North Carolina Supreme Court to hear Blounts Creek lawsuit
Posted at 11:28 a.m. Friday, March 10, 2023
- Photo and image courtesy of Sound Rivers. Blounts Creek residents, business owners and supporters take to the water during the 2017 Save Blounts Creek Boat Rally The case between the mining company and the beloved creek has reached North Carolina courts and will be decided by the Supreme Court NC in April.
The North Carolina Supreme Court will take up a case originally filed a decade ago regarding sewage dumped into Blounts Creek.
The April 27 hearing will feature limestone mining company Martin Marietta Materials and Sound Rivers residents and business owners, the North Carolina Coastal Federation and Blounts Creek. The Southern Environmental Law Center (SELC) represents environmental groups.
In 2013, the state of North Carolina issued a wastewater discharge permit to Martin Marietta, but SELC challenged the permit on the grounds that it failed to protect Blounts Creek. The permit would allow the company to build a mine in the area, which would pump about 12 million gallons of wastewater (considered fresh) from the mine into a fresh inflow in upper Blounts Creek. A tributary is a freshwater stream that flows into a larger stream or river. Blounts Creek Bay has brackish water that flows into the Pamlica River.
SELC of Sound Rivers and the North Carolina Coastal Federation challenged the permit, arguing that the discharge of fresh water flowing into brackish water would be harmful to the environment. Citing the EPA and the North Carolina Division of Marine Fisheries, Sound Rivers and the NC Coastal Federation say the fresh water will alter the stream’s natural flow, water pH levels and permanently alter the diversity of fish and their abundant habitat.
Sound Rivers Executive Director Heather Deck said, “Experts have consistently testified throughout this process — the permitting process — that dumping this much water into this creek will permanently change the creek … It will turn a coastal plain creek into something that looks nothing like a coastal plain stream.’

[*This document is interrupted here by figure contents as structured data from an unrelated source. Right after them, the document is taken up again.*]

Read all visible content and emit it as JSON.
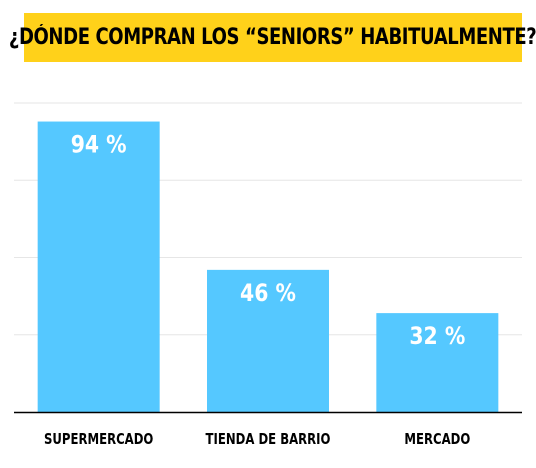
{
  "title": "¿DÓNDE COMPRAN LOS “SENIORS” HABITUALMENTE?",
  "colors": {
    "title_background": "#ffd11a",
    "bar": "#55c8ff",
    "bar_label": "#ffffff",
    "gridline": "#e6e6e6",
    "axis": "#000000"
  },
  "chart_data": {
    "type": "bar",
    "categories": [
      "SUPERMERCADO",
      "TIENDA DE BARRIO",
      "MERCADO"
    ],
    "values": [
      94,
      46,
      32
    ],
    "value_labels": [
      "94 %",
      "46 %",
      "32 %"
    ],
    "title": "¿DÓNDE COMPRAN LOS “SENIORS” HABITUALMENTE?",
    "xlabel": "",
    "ylabel": "",
    "ylim": [
      0,
      100
    ],
    "grid": true,
    "legend": "none"
  }
}
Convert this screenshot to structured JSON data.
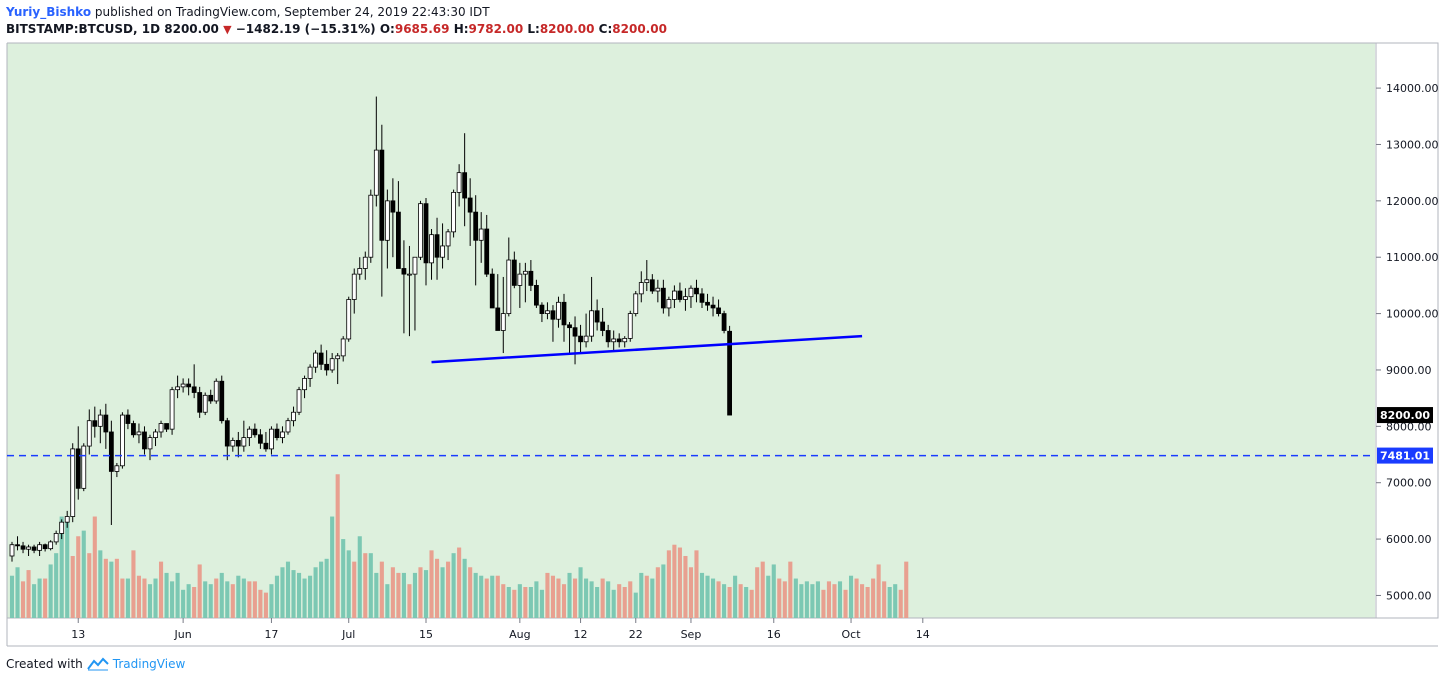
{
  "header": {
    "author": "Yuriy_Bishko",
    "published_text": "published on TradingView.com, September 24, 2019 22:43:30 IDT",
    "symbol": "BITSTAMP:BTCUSD, 1D",
    "last_price": "8200.00",
    "change": "−1482.19 (−15.31%)",
    "o_label": "O:",
    "o_value": "9685.69",
    "h_label": "H:",
    "h_value": "9782.00",
    "l_label": "L:",
    "l_value": "8200.00",
    "c_label": "C:",
    "c_value": "8200.00"
  },
  "footer": {
    "created_with": "Created with",
    "brand": "TradingView"
  },
  "colors": {
    "plot_bg": "#ddf0dd",
    "up_volume": "#7cc8b3",
    "down_volume": "#e8a090",
    "candle_down": "#000000",
    "candle_up": "#ffffff",
    "trendline": "#0000ff",
    "support_line": "#1a3cff"
  },
  "chart_data": {
    "type": "candlestick",
    "y_range": [
      4600,
      14800
    ],
    "y_ticks": [
      5000,
      6000,
      7000,
      8000,
      9000,
      10000,
      11000,
      12000,
      13000,
      14000
    ],
    "y_tick_labels": [
      "5000.00",
      "6000.00",
      "7000.00",
      "8000.00",
      "9000.00",
      "10000.00",
      "11000.00",
      "12000.00",
      "13000.00",
      "14000.00"
    ],
    "x_ticks": [
      {
        "label": "13",
        "bar": 12
      },
      {
        "label": "Jun",
        "bar": 31
      },
      {
        "label": "17",
        "bar": 47
      },
      {
        "label": "Jul",
        "bar": 61
      },
      {
        "label": "15",
        "bar": 75
      },
      {
        "label": "Aug",
        "bar": 92
      },
      {
        "label": "12",
        "bar": 103
      },
      {
        "label": "22",
        "bar": 113
      },
      {
        "label": "Sep",
        "bar": 123
      },
      {
        "label": "16",
        "bar": 138
      },
      {
        "label": "Oct",
        "bar": 152
      },
      {
        "label": "14",
        "bar": 165
      }
    ],
    "price_label": "8200.00",
    "support_level": 7481.01,
    "support_label": "7481.01",
    "trendline": {
      "from_bar": 76,
      "from_price": 9140,
      "to_bar": 154,
      "to_price": 9600
    },
    "candles": [
      [
        5700,
        5950,
        5600,
        5900
      ],
      [
        5900,
        6050,
        5800,
        5880
      ],
      [
        5880,
        5950,
        5750,
        5820
      ],
      [
        5820,
        5900,
        5700,
        5860
      ],
      [
        5860,
        5900,
        5750,
        5800
      ],
      [
        5800,
        5950,
        5700,
        5900
      ],
      [
        5900,
        5920,
        5780,
        5830
      ],
      [
        5830,
        5980,
        5800,
        5950
      ],
      [
        5950,
        6150,
        5900,
        6100
      ],
      [
        6100,
        6350,
        6000,
        6300
      ],
      [
        6300,
        6500,
        6200,
        6400
      ],
      [
        6400,
        7700,
        6300,
        7600
      ],
      [
        7600,
        8000,
        6700,
        6900
      ],
      [
        6900,
        7700,
        6850,
        7650
      ],
      [
        7650,
        8300,
        7500,
        8100
      ],
      [
        8100,
        8350,
        7800,
        8000
      ],
      [
        8000,
        8300,
        7700,
        8200
      ],
      [
        8200,
        8400,
        7600,
        7900
      ],
      [
        7900,
        8100,
        6250,
        7200
      ],
      [
        7200,
        7350,
        7100,
        7300
      ],
      [
        7300,
        8250,
        7250,
        8200
      ],
      [
        8200,
        8300,
        7950,
        8050
      ],
      [
        8050,
        8100,
        7800,
        7850
      ],
      [
        7850,
        8050,
        7700,
        7900
      ],
      [
        7900,
        8000,
        7500,
        7600
      ],
      [
        7600,
        7850,
        7400,
        7800
      ],
      [
        7800,
        7950,
        7650,
        7900
      ],
      [
        7900,
        8100,
        7800,
        8050
      ],
      [
        8050,
        8050,
        7900,
        7950
      ],
      [
        7950,
        8700,
        7850,
        8650
      ],
      [
        8650,
        8900,
        8500,
        8700
      ],
      [
        8700,
        8850,
        8600,
        8750
      ],
      [
        8750,
        8850,
        8550,
        8700
      ],
      [
        8700,
        9100,
        8500,
        8600
      ],
      [
        8600,
        8700,
        8150,
        8250
      ],
      [
        8250,
        8600,
        8200,
        8550
      ],
      [
        8550,
        8650,
        8400,
        8450
      ],
      [
        8450,
        8850,
        8400,
        8800
      ],
      [
        8800,
        8900,
        8050,
        8100
      ],
      [
        8100,
        8150,
        7400,
        7650
      ],
      [
        7650,
        7800,
        7550,
        7750
      ],
      [
        7750,
        7900,
        7450,
        7650
      ],
      [
        7650,
        8100,
        7550,
        7800
      ],
      [
        7800,
        8000,
        7650,
        7950
      ],
      [
        7950,
        8050,
        7800,
        7850
      ],
      [
        7850,
        7950,
        7600,
        7700
      ],
      [
        7700,
        7900,
        7550,
        7600
      ],
      [
        7600,
        8000,
        7500,
        7950
      ],
      [
        7950,
        8050,
        7750,
        7800
      ],
      [
        7800,
        8000,
        7700,
        7900
      ],
      [
        7900,
        8150,
        7850,
        8100
      ],
      [
        8100,
        8350,
        8000,
        8250
      ],
      [
        8250,
        8700,
        8200,
        8650
      ],
      [
        8650,
        8900,
        8500,
        8850
      ],
      [
        8850,
        9100,
        8700,
        9050
      ],
      [
        9050,
        9350,
        8950,
        9300
      ],
      [
        9300,
        9450,
        9000,
        9100
      ],
      [
        9100,
        9350,
        8900,
        9000
      ],
      [
        9000,
        9300,
        8950,
        9200
      ],
      [
        9200,
        9300,
        8750,
        9250
      ],
      [
        9250,
        9600,
        9150,
        9550
      ],
      [
        9550,
        10300,
        9500,
        10250
      ],
      [
        10250,
        10800,
        10000,
        10700
      ],
      [
        10700,
        11000,
        10600,
        10800
      ],
      [
        10800,
        11100,
        10600,
        11000
      ],
      [
        11000,
        12200,
        10900,
        12100
      ],
      [
        12100,
        13850,
        11900,
        12900
      ],
      [
        12900,
        13350,
        10300,
        11300
      ],
      [
        11300,
        12200,
        10800,
        12000
      ],
      [
        12000,
        12400,
        11000,
        11800
      ],
      [
        11800,
        12350,
        10900,
        10800
      ],
      [
        10800,
        11300,
        9650,
        10700
      ],
      [
        10700,
        11200,
        9600,
        10700
      ],
      [
        10700,
        11000,
        9700,
        11000
      ],
      [
        11000,
        12000,
        10950,
        11950
      ],
      [
        11950,
        12050,
        10500,
        10900
      ],
      [
        10900,
        11500,
        10600,
        11400
      ],
      [
        11400,
        11700,
        10600,
        11000
      ],
      [
        11000,
        11600,
        10800,
        11200
      ],
      [
        11200,
        11500,
        10950,
        11450
      ],
      [
        11450,
        12200,
        11350,
        12150
      ],
      [
        12150,
        12650,
        11900,
        12500
      ],
      [
        12500,
        13200,
        11550,
        12050
      ],
      [
        12050,
        12400,
        11200,
        11800
      ],
      [
        11800,
        12100,
        10500,
        11300
      ],
      [
        11300,
        11800,
        10900,
        11500
      ],
      [
        11500,
        11750,
        10650,
        10700
      ],
      [
        10700,
        10800,
        10150,
        10100
      ],
      [
        10100,
        10700,
        9700,
        9700
      ],
      [
        9700,
        10650,
        9300,
        10000
      ],
      [
        10000,
        11350,
        9950,
        10950
      ],
      [
        10950,
        11100,
        10450,
        10500
      ],
      [
        10500,
        10900,
        10100,
        10700
      ],
      [
        10700,
        10900,
        10200,
        10750
      ],
      [
        10750,
        10950,
        10400,
        10500
      ],
      [
        10500,
        10600,
        10100,
        10150
      ],
      [
        10150,
        10200,
        9850,
        10000
      ],
      [
        10000,
        10200,
        9900,
        10050
      ],
      [
        10050,
        10150,
        9500,
        9900
      ],
      [
        9900,
        10300,
        9750,
        10200
      ],
      [
        10200,
        10350,
        9500,
        9800
      ],
      [
        9800,
        9850,
        9300,
        9750
      ],
      [
        9750,
        9950,
        9100,
        9600
      ],
      [
        9600,
        9800,
        9300,
        9500
      ],
      [
        9500,
        10000,
        9400,
        9600
      ]
    ],
    "volumes": [
      [
        5350,
        1
      ],
      [
        5500,
        1
      ],
      [
        5250,
        0
      ],
      [
        5450,
        0
      ],
      [
        5200,
        1
      ],
      [
        5300,
        1
      ],
      [
        5300,
        0
      ],
      [
        5550,
        1
      ],
      [
        5750,
        1
      ],
      [
        6400,
        1
      ],
      [
        6400,
        1
      ],
      [
        5700,
        0
      ],
      [
        6050,
        0
      ],
      [
        6150,
        1
      ],
      [
        5750,
        0
      ],
      [
        6400,
        0
      ],
      [
        5800,
        1
      ],
      [
        5650,
        0
      ],
      [
        5600,
        1
      ],
      [
        5650,
        0
      ],
      [
        5300,
        0
      ],
      [
        5300,
        1
      ],
      [
        5800,
        0
      ],
      [
        5350,
        0
      ],
      [
        5300,
        0
      ],
      [
        5200,
        1
      ],
      [
        5300,
        1
      ],
      [
        5600,
        0
      ],
      [
        5400,
        1
      ],
      [
        5250,
        1
      ],
      [
        5400,
        1
      ],
      [
        5100,
        1
      ],
      [
        5200,
        1
      ],
      [
        5150,
        0
      ],
      [
        5550,
        0
      ],
      [
        5250,
        1
      ],
      [
        5200,
        1
      ],
      [
        5300,
        0
      ],
      [
        5400,
        1
      ],
      [
        5250,
        1
      ],
      [
        5200,
        0
      ],
      [
        5350,
        1
      ],
      [
        5300,
        1
      ],
      [
        5250,
        0
      ],
      [
        5250,
        0
      ],
      [
        5100,
        0
      ],
      [
        5050,
        0
      ],
      [
        5200,
        1
      ],
      [
        5350,
        1
      ],
      [
        5500,
        1
      ],
      [
        5600,
        1
      ],
      [
        5450,
        1
      ],
      [
        5400,
        1
      ],
      [
        5300,
        1
      ],
      [
        5350,
        1
      ],
      [
        5500,
        1
      ],
      [
        5600,
        1
      ],
      [
        5650,
        1
      ],
      [
        6400,
        1
      ],
      [
        7150,
        0
      ],
      [
        6000,
        1
      ],
      [
        5800,
        1
      ],
      [
        5600,
        0
      ],
      [
        6050,
        1
      ],
      [
        5750,
        0
      ],
      [
        5750,
        1
      ],
      [
        5400,
        1
      ],
      [
        5600,
        0
      ],
      [
        5200,
        1
      ],
      [
        5500,
        0
      ],
      [
        5400,
        0
      ],
      [
        5400,
        1
      ],
      [
        5200,
        0
      ],
      [
        5400,
        1
      ],
      [
        5500,
        0
      ],
      [
        5450,
        1
      ],
      [
        5800,
        0
      ],
      [
        5650,
        0
      ],
      [
        5500,
        1
      ],
      [
        5600,
        0
      ],
      [
        5750,
        1
      ],
      [
        5850,
        0
      ],
      [
        5650,
        1
      ],
      [
        5500,
        0
      ],
      [
        5400,
        1
      ],
      [
        5350,
        1
      ],
      [
        5300,
        0
      ],
      [
        5350,
        1
      ],
      [
        5350,
        0
      ],
      [
        5200,
        0
      ],
      [
        5150,
        1
      ],
      [
        5100,
        0
      ],
      [
        5200,
        1
      ],
      [
        5150,
        0
      ],
      [
        5150,
        1
      ],
      [
        5250,
        1
      ],
      [
        5100,
        1
      ],
      [
        5400,
        0
      ],
      [
        5350,
        0
      ],
      [
        5300,
        0
      ],
      [
        5200,
        0
      ],
      [
        5400,
        1
      ],
      [
        5300,
        0
      ],
      [
        5500,
        1
      ],
      [
        5300,
        1
      ],
      [
        5250,
        1
      ],
      [
        5150,
        1
      ],
      [
        5300,
        0
      ],
      [
        5250,
        1
      ],
      [
        5100,
        1
      ],
      [
        5200,
        0
      ],
      [
        5150,
        0
      ],
      [
        5250,
        0
      ],
      [
        5050,
        1
      ],
      [
        5400,
        1
      ],
      [
        5350,
        0
      ],
      [
        5300,
        1
      ],
      [
        5500,
        0
      ],
      [
        5550,
        1
      ],
      [
        5800,
        0
      ],
      [
        5900,
        0
      ],
      [
        5850,
        0
      ],
      [
        5700,
        0
      ],
      [
        5500,
        0
      ],
      [
        5800,
        0
      ],
      [
        5400,
        1
      ],
      [
        5350,
        1
      ],
      [
        5300,
        1
      ],
      [
        5250,
        0
      ],
      [
        5200,
        1
      ],
      [
        5150,
        0
      ],
      [
        5350,
        1
      ],
      [
        5200,
        0
      ],
      [
        5150,
        1
      ],
      [
        5100,
        0
      ],
      [
        5500,
        0
      ],
      [
        5600,
        0
      ],
      [
        5350,
        1
      ],
      [
        5550,
        1
      ],
      [
        5300,
        0
      ],
      [
        5250,
        0
      ],
      [
        5600,
        0
      ],
      [
        5300,
        1
      ],
      [
        5200,
        1
      ],
      [
        5250,
        1
      ],
      [
        5200,
        1
      ],
      [
        5250,
        1
      ],
      [
        5100,
        0
      ],
      [
        5250,
        0
      ],
      [
        5200,
        0
      ],
      [
        5250,
        1
      ],
      [
        5100,
        0
      ],
      [
        5350,
        1
      ],
      [
        5300,
        0
      ],
      [
        5200,
        0
      ],
      [
        5150,
        0
      ],
      [
        5300,
        0
      ],
      [
        5550,
        0
      ],
      [
        5250,
        0
      ],
      [
        5150,
        1
      ],
      [
        5200,
        1
      ],
      [
        5100,
        0
      ],
      [
        5600,
        0
      ]
    ],
    "trailing_candles": [
      [
        9600,
        10650,
        9500,
        10050
      ],
      [
        10050,
        10250,
        9700,
        9850
      ],
      [
        9850,
        10100,
        9600,
        9700
      ],
      [
        9700,
        9800,
        9400,
        9500
      ],
      [
        9500,
        9700,
        9350,
        9550
      ],
      [
        9550,
        9650,
        9400,
        9500
      ],
      [
        9500,
        9600,
        9400,
        9560
      ],
      [
        9560,
        10050,
        9500,
        10000
      ],
      [
        10000,
        10400,
        9950,
        10350
      ],
      [
        10350,
        10750,
        10200,
        10550
      ],
      [
        10550,
        10950,
        10400,
        10600
      ],
      [
        10600,
        10700,
        10350,
        10400
      ],
      [
        10400,
        10600,
        10200,
        10450
      ],
      [
        10450,
        10600,
        10000,
        10100
      ],
      [
        10100,
        10300,
        9950,
        10250
      ],
      [
        10250,
        10500,
        10100,
        10400
      ],
      [
        10400,
        10550,
        10200,
        10250
      ],
      [
        10250,
        10450,
        10050,
        10300
      ],
      [
        10300,
        10500,
        10100,
        10450
      ],
      [
        10450,
        10600,
        10200,
        10350
      ],
      [
        10350,
        10450,
        10100,
        10200
      ],
      [
        10200,
        10350,
        10050,
        10150
      ],
      [
        10150,
        10300,
        9950,
        10100
      ],
      [
        10100,
        10250,
        9950,
        10000
      ],
      [
        10000,
        10050,
        9650,
        9700
      ],
      [
        9686,
        9782,
        8200,
        8200
      ]
    ]
  }
}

Martin Marietta appealed to the North Carolina Supreme Court, arguing that Sound Rivers and the North Carolina Coastal Federation lacked standing to hear the case; therefore, they should not have been able to challenge the permit. However, the Supreme Court and the Court of Appeals disagreed and continued the case.
“We want to protect the right of citizens to challenge such permits now and in the future, because all these laws were actually drafted. We know that the government sometimes makes mistakes,” Dec said.
Shortly after the permit was issued, it was revoked by a North Carolina Supreme Court judge; however, it was reinstated seven years later when a state appeals court overturned the lower court’s ruling. By then, and since then, the permit has expired. In 2020, SELC, on behalf of Sound Rivers and other stakeholders, asked the state Supreme Court to review the appeals court’s decision to uphold the permit.
That means the appeals court would have allowed Martin Marietta to get a wastewater discharge permit, but SELC and Sound Rivers wanted the state Supreme Court to read the appeals court’s decision in hopes it could be overturned in favor of protecting the creek.
Martin Marietta of North Carolina State and Sound Rivers and the North Carolina Coastal Federation of SELC have waited three years for the state Supreme Court to hear the case, which is scheduled for April 27.
Deck said she doesn’t expect the Supreme Court to rule on the 27th.
Reflecting on the fact that the case has dragged on for a decade, Deck said it has been difficult. “We’re just happy to finally have our day in court. I sincerely believe that the legal system will ultimately protect not only the rights of citizens to challenge permits, but also protect the integrity of Blounts Creek.”